This is the second in a “Young Adult” series of science-fiction novels set in Weber's wonderful “Honorverse,” the fictional universe in which his Honor Harrington series of space opera sagas are set. The heroine of these tales is Honor's several centuries' great grandmother Stephanie Harrington, who as a young girl first discovered the sentient race of “treecats” and forged the first ever bond between human and treecat, on the Manticoran Star Kingdom planet Sphinx. It's now a couple of Earth-years after the events of the first novel, but only turning from summer to autumn in the much longer year of that larger, heavy-gravity planet. From the inside flap:
“Loyalties Tested by Fire.
“Fire weather . . . That's what the treecats call those rare seasons when the slightest spark can set aflame the vast green reaches they call home.

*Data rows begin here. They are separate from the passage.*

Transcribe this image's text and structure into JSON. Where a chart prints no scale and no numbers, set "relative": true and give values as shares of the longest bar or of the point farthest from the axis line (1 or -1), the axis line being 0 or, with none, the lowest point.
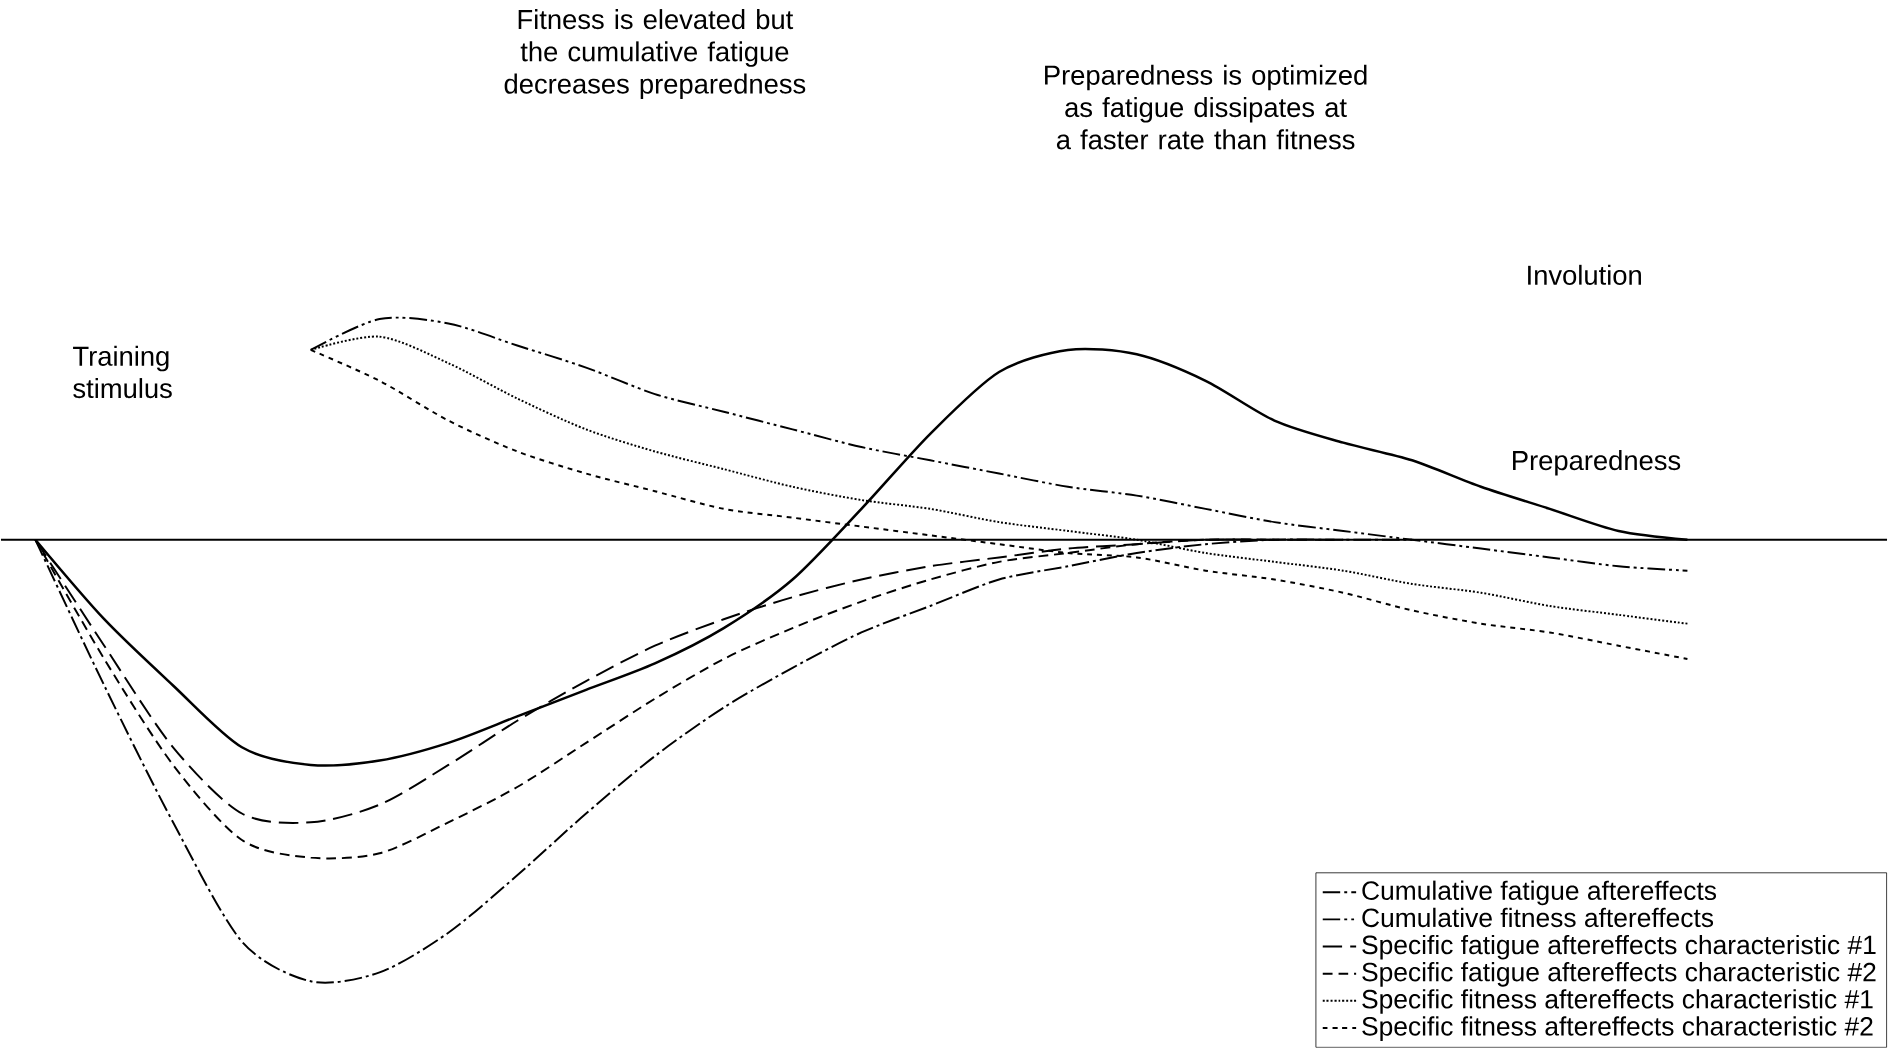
{
  "chart_data": {
    "type": "line",
    "relative": true,
    "marker": "none",
    "legend": "bottom right",
    "categories": [
      null,
      null,
      null,
      null,
      null,
      null,
      null,
      null,
      null,
      null,
      null,
      null,
      null,
      null,
      null,
      null,
      null,
      null,
      null,
      null,
      null,
      null,
      null,
      null,
      null
    ],
    "annotations": [
      "Training stimulus",
      "Fitness is elevated but the cumulative fatigue decreases preparedness",
      "Preparedness is optimized as fatigue dissipates at a faster rate than fitness",
      "Involution"
    ],
    "series": [
      {
        "name": "Preparedness",
        "color": "#000000",
        "line_style": "solid",
        "values": [
          0,
          -0.18,
          -0.33,
          -0.47,
          -0.51,
          -0.5,
          -0.46,
          -0.4,
          -0.34,
          -0.28,
          -0.2,
          -0.09,
          0.07,
          0.24,
          0.38,
          0.43,
          0.42,
          0.36,
          0.27,
          0.22,
          0.18,
          0.12,
          0.07,
          0.02,
          0
        ]
      },
      {
        "name": "Cumulative fatigue aftereffects",
        "color": "#000000",
        "line_style": "dashed",
        "values": [
          0,
          -0.33,
          -0.64,
          -0.91,
          -1,
          -0.98,
          -0.89,
          -0.76,
          -0.62,
          -0.49,
          -0.38,
          -0.29,
          -0.21,
          -0.15,
          -0.09,
          -0.06,
          -0.03,
          -0.01,
          0,
          0,
          0,
          null,
          null,
          null,
          null
        ]
      },
      {
        "name": "Cumulative fitness aftereffects",
        "color": "#000000",
        "line_style": "dashed",
        "values": [
          null,
          null,
          null,
          null,
          0.43,
          0.5,
          0.49,
          0.44,
          0.39,
          0.33,
          0.29,
          0.25,
          0.21,
          0.18,
          0.15,
          0.12,
          0.1,
          0.07,
          0.04,
          0.02,
          0,
          -0.02,
          -0.04,
          -0.06,
          -0.07
        ]
      },
      {
        "name": "Specific fatigue aftereffects characteristic #1",
        "color": "#000000",
        "line_style": "dashed",
        "values": [
          0,
          -0.24,
          -0.47,
          -0.62,
          -0.64,
          -0.6,
          -0.51,
          -0.41,
          -0.32,
          -0.24,
          -0.18,
          -0.13,
          -0.09,
          -0.06,
          -0.04,
          -0.02,
          -0.01,
          0,
          0,
          0,
          null,
          null,
          null,
          null,
          null
        ]
      },
      {
        "name": "Specific fatigue aftereffects characteristic #2",
        "color": "#000000",
        "line_style": "dashed",
        "values": [
          0,
          -0.27,
          -0.51,
          -0.68,
          -0.72,
          -0.71,
          -0.64,
          -0.56,
          -0.46,
          -0.36,
          -0.27,
          -0.2,
          -0.14,
          -0.09,
          -0.05,
          -0.03,
          -0.01,
          0,
          0,
          null,
          null,
          null,
          null,
          null,
          null
        ]
      },
      {
        "name": "Specific fitness aftereffects characteristic #1",
        "color": "#000000",
        "line_style": "dotted",
        "values": [
          null,
          null,
          null,
          null,
          0.43,
          0.46,
          0.4,
          0.32,
          0.25,
          0.2,
          0.16,
          0.12,
          0.09,
          0.07,
          0.04,
          0.02,
          0,
          -0.03,
          -0.05,
          -0.07,
          -0.1,
          -0.12,
          -0.15,
          -0.17,
          -0.19
        ]
      },
      {
        "name": "Specific fitness aftereffects characteristic #2",
        "color": "#000000",
        "line_style": "dashed",
        "values": [
          null,
          null,
          null,
          null,
          0.43,
          0.36,
          0.27,
          0.2,
          0.15,
          0.11,
          0.07,
          0.05,
          0.03,
          0.01,
          -0.01,
          -0.03,
          -0.04,
          -0.07,
          -0.09,
          -0.12,
          -0.16,
          -0.19,
          -0.21,
          -0.24,
          -0.27
        ]
      }
    ]
  }
}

“Teen-aged Stephanie Harrington rapidly learns just how deadly those fires can be. Guided by her treecat companion, Lionheart, Stephanie and her good friend Karl Zivonik venture into the heart of a raging inferno to rescue twin treecats put at risk by human carelessness. Only the trio's absolute trust for each other stands between them and disaster.
“But Sphinx isn't the only thing ripe for burning. Stephanie has fallen hard for new arrival to Sphinx, Anders Whittaker. When Anders vanishes without a trace, Stephanie is at the forefront of the search. Then a lightning strike sets the Copperwall Mountains aflame and as a provisional ranger she is ordered to her post.
“Will Stephanie choose to honor the claims of her planet or those of her heart?”
For this second novel, Weber takes on a collaborator, frequent contributor to the various Honorverse anthologies Jane Lindskold. I have no idea what the division of labor was in this particular case, but I could detect no real difference in voice or style from the first book, A Beautiful Friendship, which Weber wrote alone. This is a very worthy sequel, smoothly continuing the saga of Stephanie Harrington and Lionheart (or, in the People's telepathic language, Death Fang's Bane and Climbs Quickly) and the ongoing adjustments that have to be made between two intelligent species now sharing a single world. As the jacket-blurb quoted above indicates, as Stephanie has matured from her early- to mid-teen years, she's experiencing all the normal changes that entails. That aspect of the story is handled very well; there's nothing here any parent would object to, which is indeed a consideration for me considering for whom I intend this book as a Christmas present.
Of course, I am myself a huge fan of Weber's Honorverse series (of which The Star Kingdom is actually the third, in addition to the aforementioned anthology collections of short stories), and will read anything in that setting. But, like A Beautiful Friendship, I specifically bought this book to give to my eleven-year-old niece, a voracious reader. I gave that first novel to her for her birthday this past summer, and was a bit dismayed to find at Thanksgiving that she hasn't read it yet. One of the unfortunate by-products of the Accelerated Reader programs that many schools use to encourage kids to read is that they become a bit mercenary in their reading, focussing only on books for which they can earn AR points. She wasn't aware that for A Beautiful Friendship, at least, an AR test exists, until I did a quick Internet search and confirmed it, whereupon her interest perked up. Hopefully she's read it by now and will be eager to continue the story. By giving her these kinds of books, I'm hoping to steer her away from the mainstream of teen “young adult” fiction that seems to prevail, that all seems to this old fuddy-duddy well past verging on the inappropriate, toward something of a higher quality than Twilight and all its ilk. And as she gets older she will have a whole “Honorverse” of a couple dozen more books (at present) waiting on her to explore.
Cheers, and Thanks for reading!
Addendum: I must say I'm not very taken with the cover art here. The main problem is that Stephanie's head is about three sizes too small for her body. Other than that, it's not too bad, although the background, while colored as if to indicate fire, seems more like the exhaust ports of a space craft than one of the raging forest fires that are the major threat of the story.